Rubio managed to stay above the fray on this issue, which is a real vulnerability for him. Rubio’s current stated position on immigration is a sound one — no path to legal residency before solid border security is in place. That’s a sane and workable compromise. But activists worry that leading with a compromise, rather than a heartfelt, hardline position, makes for a lousy negotiating position with hard-core, open-borders Democrats and big business lobbyists.

Foreign Policy

Here, for a change, Donald Trump came across as the adult on the stage, with the help of Rand Paul. Just as Democrats salivate reflexively at every chance to spend taxpayers’ money, a certain type of Republican has the same Pavlovian response to every flashpoint of foreign conflict. America’s “greatness” and “safety” are at stake, it seems, in every corner of the world, and so we had better be ready to fight over… you name it: Ukraine, Syria, the South China Sea. Marco Rubio, John Kasich and Jeb Bush dutifully called for us to confront Vladimir Putin with a no-fly zone over Syria.

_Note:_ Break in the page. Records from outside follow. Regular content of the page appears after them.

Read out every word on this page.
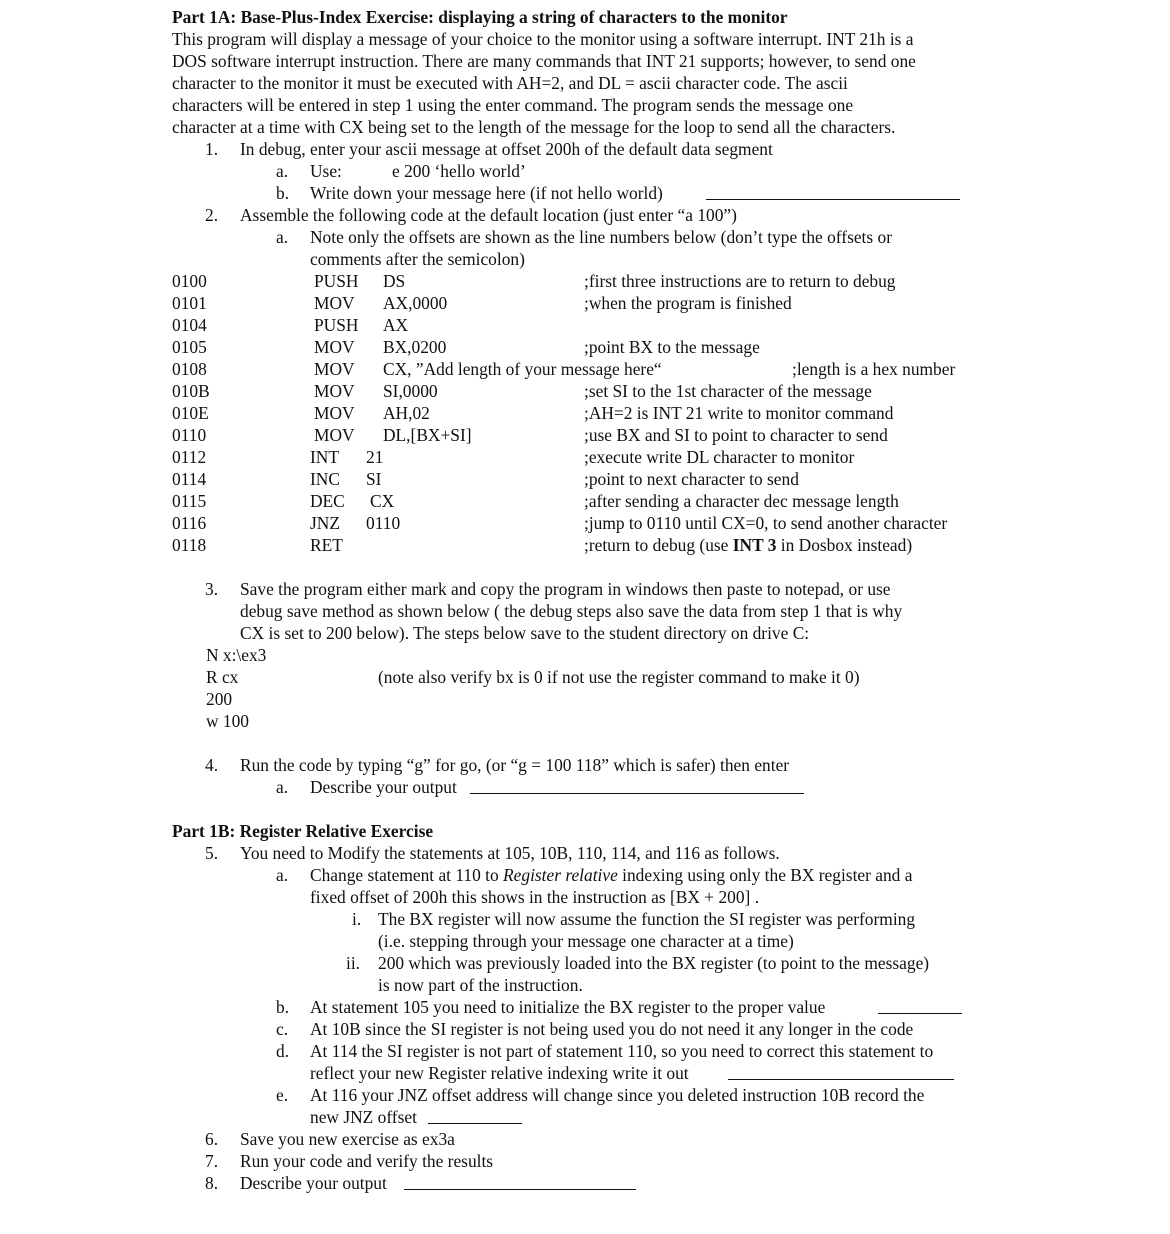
Part 1A: Base-Plus-Index Exercise: displaying a string of characters to the monitor
This program will display a message of your choice to the monitor using a software interrupt. INT 21h is a
DOS software interrupt instruction. There are many commands that INT 21 supports; however, to send one
character to the monitor it must be executed with AH=2, and DL = ascii character code. The ascii
characters will be entered in step 1 using the enter command. The program sends the message one
character at a time with CX being set to the length of the message for the loop to send all the characters.
1. In debug, enter your ascii message at offset 200h of the default data segment
a. Use:	e 200 ‘hello world’
b. Write down your message here (if not hello world)
2. Assemble the following code at the default location (just enter “a 100”)
a. Note only the offsets are shown as the line numbers below (don’t type the offsets or
comments after the semicolon)
0100	PUSH DS	;first three instructions are to return to debug
0101	MOV AX,0000	;when the program is finished
0104	PUSH AX
0105	MOV BX,0200	;point BX to the message
0108	MOV CX, ”Add length of your message here“	;length is a hex number
010B	MOV SI,0000	;set SI to the 1st character of the message
010E	MOV AH,02	;AH=2 is INT 21 write to monitor command
0110	MOV DL,[BX+SI]	;use BX and SI to point to character to send
0112	INT 21	;execute write DL character to monitor
0114	INC SI	;point to next character to send
0115	DEC CX	;after sending a character dec message length
0116	JNZ 0110	;jump to 0110 until CX=0, to send another character
0118	RET	;return to debug (use INT 3 in Dosbox instead)
3. Save the program either mark and copy the program in windows then paste to notepad, or use
debug save method as shown below ( the debug steps also save the data from step 1 that is why
CX is set to 200 below). The steps below save to the student directory on drive C:
N x:\ex3
R cx	(note also verify bx is 0 if not use the register command to make it 0)
200
w 100
4. Run the code by typing “g” for go, (or “g = 100 118” which is safer) then enter
a. Describe your output
Part 1B: Register Relative Exercise
5. You need to Modify the statements at 105, 10B, 110, 114, and 116 as follows.
a. Change statement at 110 to Register relative indexing using only the BX register and a
fixed offset of 200h this shows in the instruction as [BX + 200] .
i. The BX register will now assume the function the SI register was performing
(i.e. stepping through your message one character at a time)
ii. 200 which was previously loaded into the BX register (to point to the message)
is now part of the instruction.
b. At statement 105 you need to initialize the BX register to the proper value
c. At 10B since the SI register is not being used you do not need it any longer in the code
d. At 114 the SI register is not part of statement 110, so you need to correct this statement to
reflect your new Register relative indexing write it out
e. At 116 your JNZ offset address will change since you deleted instruction 10B record the
new JNZ offset
6. Save you new exercise as ex3a
7. Run your code and verify the results
8. Describe your output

Rand Paul very sensibly pointed out that Russia is already flying over Syria, at the request of its (and Iraq’s) government. So are three Republican candidates willing to “shoot down Russian planes” in defense of the phantom “moderate rebels” who (as Trump pointed out) keep aligning with al Qaeda? None of the three had good answers.

Indeed, Rubio called Putin a “gangster,” which raises the question of how he could negotiate with that leader of a superpower, were he elected. When several candidates promised that they wouldn’t talk with Putin, Paul sensibly pointed out that we bargained with Russia’s Communist government, starting with Stalin. But we shouldn’t talk with Putin? There is far too much unreflective, financially unsustainable hawkishness abroad among Republicans, which won’t play well with voters who remember our last adventures in democracy building in Libya and Iraq.

John Kasich

No, he’s technically not an issue, but a candidate. However, his rampant, querulous interruptions of other candidates, and liberal-tinted rants on issues such as immigration, the need for a higher minimum wage, and the dangers of a fictitious “unprincipled” free market capitalism, deserve a heading all their own. Kasich’s strategists must have told him that he needed to grab more airtime, and he certainly did it — displacing Donald Trump as the candidate most like your crazy uncle who ruins Christmas dinner every year.

If you were to take all the high-minded sounding, foolish initiatives that emerged from the “compassionate conservatism” of the George W. Bush years, shift them left and roll them up into a single, sour person, that would be Kasich. I was relieved, at least, that when he agreed that we should be shooting down Russian planes, he didn’t add his wearisome tagline, “We did it in Ohio!”